CVE-2013-1998

Name of the Vulnerable Software and Affected Versions libXi versions 1.7.1 and earlier libXext versions 1.3.2 libX11 versions 1.6.0 libXt versions 1.1.4 libXfixes versions 5.0.1 libXinerama versions 1.1.3 libXp versions 1.0.2 libXcursor versions 1.1.14 libXtst versions 1.2.2 libXi versions 1.7.2 libXres versions 1.0.7 libxcb versions 1.9.1 libXxf86dga versions 1.1.4 xcb-proto versions 1.8 libXrandr versions 1.4.1 libXvMC versions 1.0.8 libX11-common versions 1.6.0 xorg-server versions prior to 1.14.3-r2

Description The issue involves multiple vulnerabilities in various packages of the X.org and related libraries in different Linux distributions, including Red Hat Enterprise Linux and Gentoo Linux. These vulnerabilities can lead to a disruption of confidentiality, integrity, and availability of protected information. The exploitation of these vulnerabilities can be carried out remotely. Specifically, buffer overflows in X.org libXi 1.7.1 and earlier allow X servers to cause a denial of service (crash) and possibly execute arbitrary code via crafted length or index values to the XGetDeviceButtonMapping, XIPassiveGrabDevice, and XQueryDeviceState functions.

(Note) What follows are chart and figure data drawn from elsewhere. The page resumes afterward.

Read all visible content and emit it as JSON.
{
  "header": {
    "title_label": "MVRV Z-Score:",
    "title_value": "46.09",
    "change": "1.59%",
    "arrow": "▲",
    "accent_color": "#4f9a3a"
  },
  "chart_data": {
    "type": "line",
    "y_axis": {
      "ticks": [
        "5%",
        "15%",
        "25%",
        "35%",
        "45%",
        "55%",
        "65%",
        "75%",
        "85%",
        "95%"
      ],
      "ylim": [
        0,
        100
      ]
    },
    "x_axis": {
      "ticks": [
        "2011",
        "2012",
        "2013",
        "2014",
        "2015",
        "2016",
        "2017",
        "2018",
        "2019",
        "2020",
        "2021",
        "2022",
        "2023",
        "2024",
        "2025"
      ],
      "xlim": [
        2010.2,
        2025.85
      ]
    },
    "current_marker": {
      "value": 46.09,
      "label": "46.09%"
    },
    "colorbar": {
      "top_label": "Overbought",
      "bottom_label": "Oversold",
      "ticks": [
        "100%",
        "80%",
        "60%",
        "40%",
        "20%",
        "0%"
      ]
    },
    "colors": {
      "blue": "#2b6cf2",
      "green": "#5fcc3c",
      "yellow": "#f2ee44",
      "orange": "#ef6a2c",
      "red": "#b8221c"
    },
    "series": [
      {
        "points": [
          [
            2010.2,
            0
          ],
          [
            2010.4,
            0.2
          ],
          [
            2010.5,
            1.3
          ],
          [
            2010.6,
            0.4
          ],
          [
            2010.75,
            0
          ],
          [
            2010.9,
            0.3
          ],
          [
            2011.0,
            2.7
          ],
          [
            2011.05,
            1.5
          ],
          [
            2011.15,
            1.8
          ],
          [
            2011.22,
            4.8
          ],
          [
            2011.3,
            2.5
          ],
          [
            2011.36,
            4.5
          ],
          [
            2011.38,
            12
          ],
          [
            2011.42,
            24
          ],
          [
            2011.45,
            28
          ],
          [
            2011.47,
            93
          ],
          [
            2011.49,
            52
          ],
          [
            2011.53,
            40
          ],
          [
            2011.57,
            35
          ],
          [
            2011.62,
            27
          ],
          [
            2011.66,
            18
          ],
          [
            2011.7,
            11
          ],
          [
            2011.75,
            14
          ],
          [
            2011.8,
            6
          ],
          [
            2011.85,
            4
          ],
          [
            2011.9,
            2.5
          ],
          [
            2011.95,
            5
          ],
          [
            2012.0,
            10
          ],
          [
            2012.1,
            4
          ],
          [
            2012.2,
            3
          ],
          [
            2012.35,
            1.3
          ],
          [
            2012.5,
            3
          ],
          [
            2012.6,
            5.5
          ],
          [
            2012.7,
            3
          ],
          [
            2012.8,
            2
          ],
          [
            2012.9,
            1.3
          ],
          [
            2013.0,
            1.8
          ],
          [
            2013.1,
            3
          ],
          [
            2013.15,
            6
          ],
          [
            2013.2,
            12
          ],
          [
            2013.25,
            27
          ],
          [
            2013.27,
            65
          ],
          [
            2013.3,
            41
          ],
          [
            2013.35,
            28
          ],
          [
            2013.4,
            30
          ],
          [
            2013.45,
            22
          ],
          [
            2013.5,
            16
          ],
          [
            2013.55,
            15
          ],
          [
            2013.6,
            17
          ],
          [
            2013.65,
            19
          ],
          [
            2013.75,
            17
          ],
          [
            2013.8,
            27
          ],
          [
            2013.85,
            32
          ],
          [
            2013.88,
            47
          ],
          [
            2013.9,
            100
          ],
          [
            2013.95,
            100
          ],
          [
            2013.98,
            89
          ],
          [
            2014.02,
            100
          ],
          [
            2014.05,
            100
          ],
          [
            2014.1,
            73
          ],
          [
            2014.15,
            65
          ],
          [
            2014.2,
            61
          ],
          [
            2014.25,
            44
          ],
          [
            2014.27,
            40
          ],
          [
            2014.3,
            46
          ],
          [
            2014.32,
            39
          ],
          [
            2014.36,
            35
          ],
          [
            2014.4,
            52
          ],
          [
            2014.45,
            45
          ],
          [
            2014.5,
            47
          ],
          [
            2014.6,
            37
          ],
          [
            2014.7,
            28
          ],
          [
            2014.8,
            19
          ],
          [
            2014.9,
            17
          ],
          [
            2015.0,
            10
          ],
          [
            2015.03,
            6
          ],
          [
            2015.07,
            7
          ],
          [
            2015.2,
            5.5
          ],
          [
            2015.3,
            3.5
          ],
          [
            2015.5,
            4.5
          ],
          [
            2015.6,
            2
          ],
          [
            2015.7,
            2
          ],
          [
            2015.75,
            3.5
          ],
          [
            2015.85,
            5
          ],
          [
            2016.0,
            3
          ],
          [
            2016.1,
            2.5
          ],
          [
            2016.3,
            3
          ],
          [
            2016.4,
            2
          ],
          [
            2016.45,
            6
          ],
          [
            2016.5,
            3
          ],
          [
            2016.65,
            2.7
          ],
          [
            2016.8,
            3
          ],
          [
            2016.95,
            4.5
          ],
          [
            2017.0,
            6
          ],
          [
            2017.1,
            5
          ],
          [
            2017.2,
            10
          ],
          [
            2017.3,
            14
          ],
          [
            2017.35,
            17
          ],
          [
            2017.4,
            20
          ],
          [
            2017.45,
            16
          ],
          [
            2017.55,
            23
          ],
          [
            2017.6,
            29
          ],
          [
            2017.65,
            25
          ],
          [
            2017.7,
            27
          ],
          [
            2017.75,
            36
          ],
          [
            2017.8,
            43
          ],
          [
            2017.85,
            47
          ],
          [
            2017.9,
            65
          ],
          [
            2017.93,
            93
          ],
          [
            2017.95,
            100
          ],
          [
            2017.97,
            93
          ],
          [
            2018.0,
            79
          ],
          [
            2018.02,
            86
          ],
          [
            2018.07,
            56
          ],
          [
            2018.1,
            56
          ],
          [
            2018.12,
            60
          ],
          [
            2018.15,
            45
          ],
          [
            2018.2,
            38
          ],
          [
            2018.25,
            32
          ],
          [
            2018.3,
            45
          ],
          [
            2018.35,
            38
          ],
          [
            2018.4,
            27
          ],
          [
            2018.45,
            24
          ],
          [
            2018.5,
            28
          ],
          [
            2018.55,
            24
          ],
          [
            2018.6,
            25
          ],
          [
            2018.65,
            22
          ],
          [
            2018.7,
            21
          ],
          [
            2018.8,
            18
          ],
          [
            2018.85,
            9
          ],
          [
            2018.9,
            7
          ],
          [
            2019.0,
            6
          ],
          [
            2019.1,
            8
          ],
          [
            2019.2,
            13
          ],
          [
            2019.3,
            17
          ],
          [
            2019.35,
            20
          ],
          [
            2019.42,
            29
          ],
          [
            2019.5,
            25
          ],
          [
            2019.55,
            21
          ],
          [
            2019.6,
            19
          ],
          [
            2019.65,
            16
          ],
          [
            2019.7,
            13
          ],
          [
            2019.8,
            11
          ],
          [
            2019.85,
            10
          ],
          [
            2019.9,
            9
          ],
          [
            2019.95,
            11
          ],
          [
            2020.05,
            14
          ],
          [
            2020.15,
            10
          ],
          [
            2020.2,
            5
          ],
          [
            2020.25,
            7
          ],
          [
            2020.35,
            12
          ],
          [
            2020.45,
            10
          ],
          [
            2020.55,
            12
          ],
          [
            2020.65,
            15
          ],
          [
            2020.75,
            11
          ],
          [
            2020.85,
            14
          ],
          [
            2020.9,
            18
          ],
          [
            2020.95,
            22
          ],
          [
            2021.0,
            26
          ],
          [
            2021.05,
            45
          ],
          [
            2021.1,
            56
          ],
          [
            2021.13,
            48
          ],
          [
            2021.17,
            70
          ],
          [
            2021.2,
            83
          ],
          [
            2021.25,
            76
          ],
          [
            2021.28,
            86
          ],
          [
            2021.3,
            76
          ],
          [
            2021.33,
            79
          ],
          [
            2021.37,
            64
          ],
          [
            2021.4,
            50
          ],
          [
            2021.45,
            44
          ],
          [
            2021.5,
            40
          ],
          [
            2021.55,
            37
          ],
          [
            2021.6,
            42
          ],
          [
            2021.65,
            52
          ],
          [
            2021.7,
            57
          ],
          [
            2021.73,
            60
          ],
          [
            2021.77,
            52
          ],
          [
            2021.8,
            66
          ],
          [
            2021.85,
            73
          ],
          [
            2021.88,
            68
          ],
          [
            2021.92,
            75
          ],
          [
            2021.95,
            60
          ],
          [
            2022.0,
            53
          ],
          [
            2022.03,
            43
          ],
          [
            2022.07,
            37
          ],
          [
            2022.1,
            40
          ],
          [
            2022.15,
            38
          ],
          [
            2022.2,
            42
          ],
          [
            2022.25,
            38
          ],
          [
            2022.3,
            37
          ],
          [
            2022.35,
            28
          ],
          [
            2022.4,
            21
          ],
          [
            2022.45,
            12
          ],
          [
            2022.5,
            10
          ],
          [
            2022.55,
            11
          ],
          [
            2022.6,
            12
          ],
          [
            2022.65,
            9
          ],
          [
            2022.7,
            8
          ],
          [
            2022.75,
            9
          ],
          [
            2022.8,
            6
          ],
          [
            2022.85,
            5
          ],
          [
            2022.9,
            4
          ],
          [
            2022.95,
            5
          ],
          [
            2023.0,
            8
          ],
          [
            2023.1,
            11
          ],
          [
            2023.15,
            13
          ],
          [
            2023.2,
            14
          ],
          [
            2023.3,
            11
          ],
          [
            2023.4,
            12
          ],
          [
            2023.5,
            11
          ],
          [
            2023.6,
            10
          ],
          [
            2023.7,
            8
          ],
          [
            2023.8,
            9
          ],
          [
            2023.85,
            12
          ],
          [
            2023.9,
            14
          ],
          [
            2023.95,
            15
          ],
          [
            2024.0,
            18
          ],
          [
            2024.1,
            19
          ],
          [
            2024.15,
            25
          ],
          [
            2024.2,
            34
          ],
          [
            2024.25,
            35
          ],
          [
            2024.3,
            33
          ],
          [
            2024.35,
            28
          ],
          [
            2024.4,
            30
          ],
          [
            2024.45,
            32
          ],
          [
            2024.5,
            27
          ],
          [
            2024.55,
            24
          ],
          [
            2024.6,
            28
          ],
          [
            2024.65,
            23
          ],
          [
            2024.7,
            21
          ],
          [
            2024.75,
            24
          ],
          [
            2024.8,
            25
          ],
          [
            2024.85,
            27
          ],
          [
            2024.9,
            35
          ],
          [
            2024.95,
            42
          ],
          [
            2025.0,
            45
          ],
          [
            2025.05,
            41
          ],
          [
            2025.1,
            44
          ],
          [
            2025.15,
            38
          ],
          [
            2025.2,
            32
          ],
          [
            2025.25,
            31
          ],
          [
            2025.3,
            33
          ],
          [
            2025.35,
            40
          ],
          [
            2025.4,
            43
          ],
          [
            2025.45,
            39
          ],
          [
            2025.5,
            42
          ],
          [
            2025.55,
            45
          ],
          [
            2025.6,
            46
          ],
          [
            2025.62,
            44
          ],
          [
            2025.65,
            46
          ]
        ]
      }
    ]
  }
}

Recommendations For libXi versions 1.7.1 and earlier: Update to a version later than 1.7.1. For libXext versions 1.3.2: Update to a version later than 1.3.2. For libX11 versions 1.6.0: Update to a version later than 1.6.0. For libXt versions 1.1.4: Update to a version later than 1.1.4. For libXfixes versions 5.0.1: Update to a version later than 5.0.1. For libXinerama versions 1.1.3: Update to a version later than 1.1.3. For libXp versions 1.0.2: Update to a version later than 1.0.2. For libXcursor versions 1.1.14: Update to a version later than 1.1.14. For libXtst versions 1.2.2: Update to a version later than 1.2.2. For libXi versions 1.7.2: Update to a version later than 1.7.2. For libXres versions 1.0.7: Update to a version later than 1.0.7. For libxcb versions 1.9.1: Update to a version later than 1.9.1. For libXxf86dga versions 1.1.4: Update to a version later than 1.1.4. For xcb-proto versions 1.8: Update to a version later than 1.8. For libXrandr versions 1.4.1: Update to a version later than 1.4.1. For libXvMC versions 1.0.8: Update to a version later than 1.0.8. For libX11-common versions 1.6.0: Update to a version later than 1.6.0. For xorg-server versions prior to 1.14.3-r2: Update to version 1.14.3-r2 or later.